As early as 1920, there were the first references in Queensland to the “grave limitations of the hoop pine forests – the chief wood asset of Queensland – the basis of its timber trade”.

The major areas where hoop pine was harvested were the Yarraman, Nanango, Kilkivan, and Gympie areas. Sadly, the destruction of areas set aside as timber reservations was advocated as necessary for the agricultural development of those districts.

The new Forestry Department raised a counter argument against permanently clearing hoop pine stands, stating that there were only 643 men employed in butter factories compared to 4,306 men employed in sawmills. Without hoop pine, the butter industry could not ship its produce to market.

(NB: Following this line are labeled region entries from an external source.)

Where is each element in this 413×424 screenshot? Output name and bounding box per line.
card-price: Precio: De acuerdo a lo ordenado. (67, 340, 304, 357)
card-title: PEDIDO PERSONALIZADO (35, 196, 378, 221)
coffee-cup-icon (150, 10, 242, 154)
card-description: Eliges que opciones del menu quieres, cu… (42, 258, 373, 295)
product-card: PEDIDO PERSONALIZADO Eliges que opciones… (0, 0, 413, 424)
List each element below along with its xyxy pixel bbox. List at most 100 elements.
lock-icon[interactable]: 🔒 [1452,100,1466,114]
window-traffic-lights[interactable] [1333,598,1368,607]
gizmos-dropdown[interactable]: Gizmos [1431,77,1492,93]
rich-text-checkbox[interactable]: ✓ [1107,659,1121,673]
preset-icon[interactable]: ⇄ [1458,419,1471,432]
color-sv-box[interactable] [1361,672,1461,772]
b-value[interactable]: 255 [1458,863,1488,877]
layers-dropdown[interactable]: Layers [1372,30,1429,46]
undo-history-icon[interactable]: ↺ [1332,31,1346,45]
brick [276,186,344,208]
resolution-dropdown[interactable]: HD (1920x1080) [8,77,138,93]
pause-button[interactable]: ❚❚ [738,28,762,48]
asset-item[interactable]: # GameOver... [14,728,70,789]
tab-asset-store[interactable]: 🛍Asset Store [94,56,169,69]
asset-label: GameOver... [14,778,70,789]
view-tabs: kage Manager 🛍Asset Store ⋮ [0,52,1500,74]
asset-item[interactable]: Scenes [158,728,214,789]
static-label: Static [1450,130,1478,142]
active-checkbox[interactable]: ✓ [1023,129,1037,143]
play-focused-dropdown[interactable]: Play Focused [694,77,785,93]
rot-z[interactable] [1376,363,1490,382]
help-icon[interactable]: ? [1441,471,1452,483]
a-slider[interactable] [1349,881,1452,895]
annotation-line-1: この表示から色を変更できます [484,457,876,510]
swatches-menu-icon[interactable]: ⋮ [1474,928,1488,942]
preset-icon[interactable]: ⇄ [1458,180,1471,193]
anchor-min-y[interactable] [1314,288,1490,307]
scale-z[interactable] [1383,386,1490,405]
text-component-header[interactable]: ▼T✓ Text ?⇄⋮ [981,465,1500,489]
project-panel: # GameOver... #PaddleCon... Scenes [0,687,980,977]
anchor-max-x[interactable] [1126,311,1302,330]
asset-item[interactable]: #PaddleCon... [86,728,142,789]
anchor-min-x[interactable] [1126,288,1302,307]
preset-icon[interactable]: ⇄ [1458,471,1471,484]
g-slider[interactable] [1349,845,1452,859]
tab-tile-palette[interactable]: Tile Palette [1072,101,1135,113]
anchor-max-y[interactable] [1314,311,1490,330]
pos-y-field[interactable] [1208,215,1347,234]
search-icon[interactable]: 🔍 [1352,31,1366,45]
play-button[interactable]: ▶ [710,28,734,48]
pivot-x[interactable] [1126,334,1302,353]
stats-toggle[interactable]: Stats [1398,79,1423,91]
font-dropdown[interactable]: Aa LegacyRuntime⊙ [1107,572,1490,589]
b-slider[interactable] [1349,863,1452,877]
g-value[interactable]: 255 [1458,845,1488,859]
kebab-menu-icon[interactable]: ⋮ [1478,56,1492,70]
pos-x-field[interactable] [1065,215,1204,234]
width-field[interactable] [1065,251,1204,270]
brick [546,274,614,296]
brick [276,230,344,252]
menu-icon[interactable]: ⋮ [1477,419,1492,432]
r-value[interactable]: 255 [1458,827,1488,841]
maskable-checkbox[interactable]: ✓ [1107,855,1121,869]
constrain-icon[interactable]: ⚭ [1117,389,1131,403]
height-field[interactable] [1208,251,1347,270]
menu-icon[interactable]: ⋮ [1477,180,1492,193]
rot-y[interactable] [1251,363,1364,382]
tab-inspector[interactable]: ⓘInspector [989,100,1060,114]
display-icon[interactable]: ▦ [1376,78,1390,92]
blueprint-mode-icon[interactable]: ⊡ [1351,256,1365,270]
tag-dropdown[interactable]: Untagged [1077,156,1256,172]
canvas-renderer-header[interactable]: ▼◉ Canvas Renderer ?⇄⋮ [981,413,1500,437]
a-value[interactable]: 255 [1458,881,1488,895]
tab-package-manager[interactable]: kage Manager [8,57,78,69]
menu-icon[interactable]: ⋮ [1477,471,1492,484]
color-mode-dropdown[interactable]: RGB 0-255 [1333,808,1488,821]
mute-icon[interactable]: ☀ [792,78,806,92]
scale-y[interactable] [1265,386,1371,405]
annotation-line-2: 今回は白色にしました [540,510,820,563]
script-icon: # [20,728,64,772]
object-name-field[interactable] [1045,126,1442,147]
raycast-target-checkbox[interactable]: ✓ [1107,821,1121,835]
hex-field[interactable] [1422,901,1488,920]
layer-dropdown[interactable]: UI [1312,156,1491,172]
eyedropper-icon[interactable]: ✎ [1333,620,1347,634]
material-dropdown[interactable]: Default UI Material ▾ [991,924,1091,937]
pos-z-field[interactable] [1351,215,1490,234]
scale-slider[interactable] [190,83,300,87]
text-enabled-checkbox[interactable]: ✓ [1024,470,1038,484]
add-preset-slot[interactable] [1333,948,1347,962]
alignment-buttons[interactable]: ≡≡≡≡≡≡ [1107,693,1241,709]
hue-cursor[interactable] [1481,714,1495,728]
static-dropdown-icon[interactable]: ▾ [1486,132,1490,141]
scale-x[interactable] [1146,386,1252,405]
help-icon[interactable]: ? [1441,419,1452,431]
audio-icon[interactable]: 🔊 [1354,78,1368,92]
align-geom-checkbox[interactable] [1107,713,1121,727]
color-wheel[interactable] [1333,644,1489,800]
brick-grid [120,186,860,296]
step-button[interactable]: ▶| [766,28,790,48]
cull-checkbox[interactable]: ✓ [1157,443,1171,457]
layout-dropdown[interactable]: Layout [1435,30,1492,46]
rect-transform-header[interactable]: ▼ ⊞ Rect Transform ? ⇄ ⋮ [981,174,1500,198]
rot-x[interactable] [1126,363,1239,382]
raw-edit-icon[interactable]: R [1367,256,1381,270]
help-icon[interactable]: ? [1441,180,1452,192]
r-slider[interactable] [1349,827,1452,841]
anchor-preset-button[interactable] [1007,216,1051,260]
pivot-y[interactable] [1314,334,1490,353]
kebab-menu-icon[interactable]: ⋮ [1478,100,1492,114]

The research and diligence of forestry officers proved that regrowing hoop pine could succeed after an initial common belief was that “reafforestation was not a success in [hoop] pine because it will not grow fast quality timber”. They successfully sowed seed in nurseries, tended the young plants carefully and transplanted them to the field at the opportune time. There were pine nurseries at Yarraman, Benarkin and Blackbutt. The tubed seedlings were planted in rows.

However, that was the least of their problems. In 1929, the butter box trade in Queensland was worth £80,000 to the sawmilling industry. But that year, the future of the trade was threatened. There was talk of tainted butter caused by the hoop pine boxes. Southern states that used New Zealand white pine were loud in denouncing hoop pine as a contaminant. It was not the first time the matter was raised. Timber taint by hoop pine had been mentioned periodically since 1905 when the State Dairy Expert recommended that pine for the boxes be well seasoned to alleviate the problem.

The Queensland Forestry Board took immediate steps “to test the complaint and locate, if practicable, the reason for the existence of wood taint in the year’s output, however small its proportions”.

The investigation narrowed the source to hoop pine or white pine. Tests were carried out on the moisture content of samples of both woods. In the initial test results, lack of seasoning, the inclusion of ‘sinker’ pine (“dark-brown odiferous heartwood”) by unscrupulous millers and air pockets in the boxes causing butter oxidation were suspected. They considered that better methods of papering the butter would reduce the incidence of taint.

Although the committee boasted that “no timber produces any more satisfactory results than properly seasoned Queensland pine (hoop pine)”, research into the problem continued. In 1933, a policy was issued stating that hoop pine butter boxes were to be sprayed with a casein formulation to prevent taint.

Before World War II and more so afterwards, the end of Baltic pine imports used for linings and flooring created an enormous demand for hoop pine to fill the void. Government estimates in 1937 indicated that approximately 8,000,000 super feet of Queensland hoop pine was available annually to manufacture butter boxes.

However, due to the unavailability of white pine and a suggestion that supplies of Queensland hoop pine may be exhausted in 10 years, the Department of Commerce proposed experimenting with boxes made from wood fibre compositions.

In New South Wales, the Forestry Commission carried out trials of hemlock for butter box manufacture. In the end, they decided that for any development of any softwood plantation project, it was essential to grow species of timber that would have as wide a range of uses as possible, with case timber as a secondary consideration. Plus, hemlock was not regarded as a building timber. The hoop pine plantations established on the north coast were intended for butter boxes as soon as thinnings were available.